Stainless Steel: On the other hand, stainless steels, particularly austenitic grades like 304 and 316, have good toughness and impact resistance at both high and low temperatures, making them suitable for a range of applications.
However, ferritic and martensitic stainless steel grades, while being harder and stronger, typically have lower toughness and impact resistance compared to austenitic grades. Duplex stainless steel, which combines characteristics of austenitic and ferritic steel, has better toughness and strength than ferritic grades but is still generally less tough than austenitic grades.
For what application Carbon steel is better than Stainless Steel?
While stainless steel is known for its corrosion resistance, carbon steel has its own set of advantages that make it the preferred choice for certain applications. Here are a few scenarios where carbon steel might be a better choice than stainless steel:
- High-Strength Needs: High carbon steel or alloyed carbon steel can be a better choice when high strength is required, such as in heavy machinery components, structural applications, or tools.
- Cost-Sensitive Projects: Carbon steel is typically less expensive than stainless steel, making it a more cost-effective choice for large-scale projects or applications where the added benefits of stainless steel are not necessary.

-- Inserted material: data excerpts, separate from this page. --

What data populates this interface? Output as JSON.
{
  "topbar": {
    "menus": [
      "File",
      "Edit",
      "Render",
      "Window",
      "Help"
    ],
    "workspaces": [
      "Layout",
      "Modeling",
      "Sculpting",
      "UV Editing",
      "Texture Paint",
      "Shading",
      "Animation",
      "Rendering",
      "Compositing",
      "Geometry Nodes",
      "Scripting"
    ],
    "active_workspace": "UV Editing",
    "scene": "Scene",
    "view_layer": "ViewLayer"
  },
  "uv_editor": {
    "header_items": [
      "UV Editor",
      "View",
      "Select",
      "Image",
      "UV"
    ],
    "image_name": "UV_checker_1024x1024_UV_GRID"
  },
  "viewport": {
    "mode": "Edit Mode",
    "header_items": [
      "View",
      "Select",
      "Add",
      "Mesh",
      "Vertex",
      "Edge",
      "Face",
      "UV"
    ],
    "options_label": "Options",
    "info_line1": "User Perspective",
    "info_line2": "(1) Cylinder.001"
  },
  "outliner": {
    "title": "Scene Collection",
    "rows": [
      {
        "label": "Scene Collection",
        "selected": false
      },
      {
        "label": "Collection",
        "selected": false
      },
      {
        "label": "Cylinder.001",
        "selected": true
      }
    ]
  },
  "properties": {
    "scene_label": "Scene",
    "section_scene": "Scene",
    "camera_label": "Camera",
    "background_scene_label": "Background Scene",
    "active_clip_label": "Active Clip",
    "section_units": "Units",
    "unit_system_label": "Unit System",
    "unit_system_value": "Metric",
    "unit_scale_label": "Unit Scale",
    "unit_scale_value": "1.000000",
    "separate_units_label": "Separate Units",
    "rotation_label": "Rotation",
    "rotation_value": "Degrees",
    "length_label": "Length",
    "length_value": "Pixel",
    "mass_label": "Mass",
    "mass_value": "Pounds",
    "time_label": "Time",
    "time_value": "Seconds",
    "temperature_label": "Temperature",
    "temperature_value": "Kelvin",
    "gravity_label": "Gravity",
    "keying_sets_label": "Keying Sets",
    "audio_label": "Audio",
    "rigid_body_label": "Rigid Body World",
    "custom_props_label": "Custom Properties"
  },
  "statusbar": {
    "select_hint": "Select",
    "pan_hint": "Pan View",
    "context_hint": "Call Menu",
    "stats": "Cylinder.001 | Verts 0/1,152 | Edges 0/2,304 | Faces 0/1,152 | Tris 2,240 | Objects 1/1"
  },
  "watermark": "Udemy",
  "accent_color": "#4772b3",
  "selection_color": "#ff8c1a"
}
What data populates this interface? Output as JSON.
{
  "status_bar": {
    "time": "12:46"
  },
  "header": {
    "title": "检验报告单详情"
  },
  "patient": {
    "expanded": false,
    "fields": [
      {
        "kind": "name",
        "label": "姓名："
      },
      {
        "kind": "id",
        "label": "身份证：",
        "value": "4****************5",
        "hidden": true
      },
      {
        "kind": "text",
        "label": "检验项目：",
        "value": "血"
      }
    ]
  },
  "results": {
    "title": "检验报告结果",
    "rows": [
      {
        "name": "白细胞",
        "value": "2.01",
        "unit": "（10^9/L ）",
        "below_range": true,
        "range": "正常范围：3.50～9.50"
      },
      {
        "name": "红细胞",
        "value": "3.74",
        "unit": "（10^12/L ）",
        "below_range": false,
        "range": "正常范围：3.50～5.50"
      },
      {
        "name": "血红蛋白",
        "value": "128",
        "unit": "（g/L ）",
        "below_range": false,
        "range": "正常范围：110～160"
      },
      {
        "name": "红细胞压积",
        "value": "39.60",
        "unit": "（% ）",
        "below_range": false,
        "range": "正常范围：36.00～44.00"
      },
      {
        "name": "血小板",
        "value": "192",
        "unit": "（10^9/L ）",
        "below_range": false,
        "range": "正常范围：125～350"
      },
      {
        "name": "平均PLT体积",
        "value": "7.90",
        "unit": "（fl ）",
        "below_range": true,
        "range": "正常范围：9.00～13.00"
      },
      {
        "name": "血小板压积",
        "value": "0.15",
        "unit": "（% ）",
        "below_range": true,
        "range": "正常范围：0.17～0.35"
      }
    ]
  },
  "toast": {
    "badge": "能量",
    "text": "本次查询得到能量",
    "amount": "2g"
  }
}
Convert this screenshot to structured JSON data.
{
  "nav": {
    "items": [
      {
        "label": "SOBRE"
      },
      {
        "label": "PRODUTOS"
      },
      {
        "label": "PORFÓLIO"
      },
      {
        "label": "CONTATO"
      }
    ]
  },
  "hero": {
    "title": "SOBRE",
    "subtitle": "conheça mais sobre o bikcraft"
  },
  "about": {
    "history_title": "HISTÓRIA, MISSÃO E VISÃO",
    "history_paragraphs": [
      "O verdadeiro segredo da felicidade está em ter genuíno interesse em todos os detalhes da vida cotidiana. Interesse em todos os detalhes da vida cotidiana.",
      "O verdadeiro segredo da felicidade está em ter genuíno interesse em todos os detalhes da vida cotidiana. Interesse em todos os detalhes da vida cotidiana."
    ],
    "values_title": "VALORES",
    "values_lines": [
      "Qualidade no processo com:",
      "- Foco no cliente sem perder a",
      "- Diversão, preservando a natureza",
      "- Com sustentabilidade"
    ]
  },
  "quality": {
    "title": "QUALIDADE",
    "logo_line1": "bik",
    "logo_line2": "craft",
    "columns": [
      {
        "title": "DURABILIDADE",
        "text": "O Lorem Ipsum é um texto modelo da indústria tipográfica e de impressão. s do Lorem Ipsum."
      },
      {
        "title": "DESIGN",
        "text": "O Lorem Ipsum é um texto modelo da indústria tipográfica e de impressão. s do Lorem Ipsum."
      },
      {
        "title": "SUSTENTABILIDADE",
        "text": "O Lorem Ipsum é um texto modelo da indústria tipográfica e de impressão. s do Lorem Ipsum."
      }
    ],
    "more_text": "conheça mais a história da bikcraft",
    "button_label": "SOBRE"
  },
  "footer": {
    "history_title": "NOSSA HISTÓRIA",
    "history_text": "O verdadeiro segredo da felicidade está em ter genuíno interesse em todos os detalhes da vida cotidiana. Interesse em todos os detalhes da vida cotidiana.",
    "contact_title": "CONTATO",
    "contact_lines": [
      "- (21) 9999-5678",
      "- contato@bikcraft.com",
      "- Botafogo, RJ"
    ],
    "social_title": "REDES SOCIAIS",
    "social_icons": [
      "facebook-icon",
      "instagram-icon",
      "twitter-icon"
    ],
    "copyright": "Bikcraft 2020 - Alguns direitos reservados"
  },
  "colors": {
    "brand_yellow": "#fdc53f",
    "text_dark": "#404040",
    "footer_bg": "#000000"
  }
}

- High-Temperature Environments: Certain grades of carbon steel perform better than stainless steel in high-temperature environments. For instance, grade A106 carbon steel pipe is commonly used in power plants and oil refineries where high temperatures and pressures are present.
- Wear Resistance: In applications where wear resistance is crucial, such as in the manufacturing of gears, cutting tools, and knife blades, high carbon steel can be a better choice due to its hardness.
- Magnetism Required: Carbon steel is magnetic, which can be an important property for certain applications, such as in the production of motors, transformers, and inductive components.
Choosing between carbon steel and stainless steel depends largely on the application. Carbon steel is typically chosen for its strength and cost-effectiveness in large-scale structural applications and where corrosion resistance is not a concern. Stainless steel, with its superior corrosion and heat resistance, is the go-to for applications like kitchenware, medical instruments, and marine components.
Remember, the choice between carbon steel and stainless steel should be made carefully, considering all factors such as strength, corrosion resistance, cost, and the specific requirements of your project.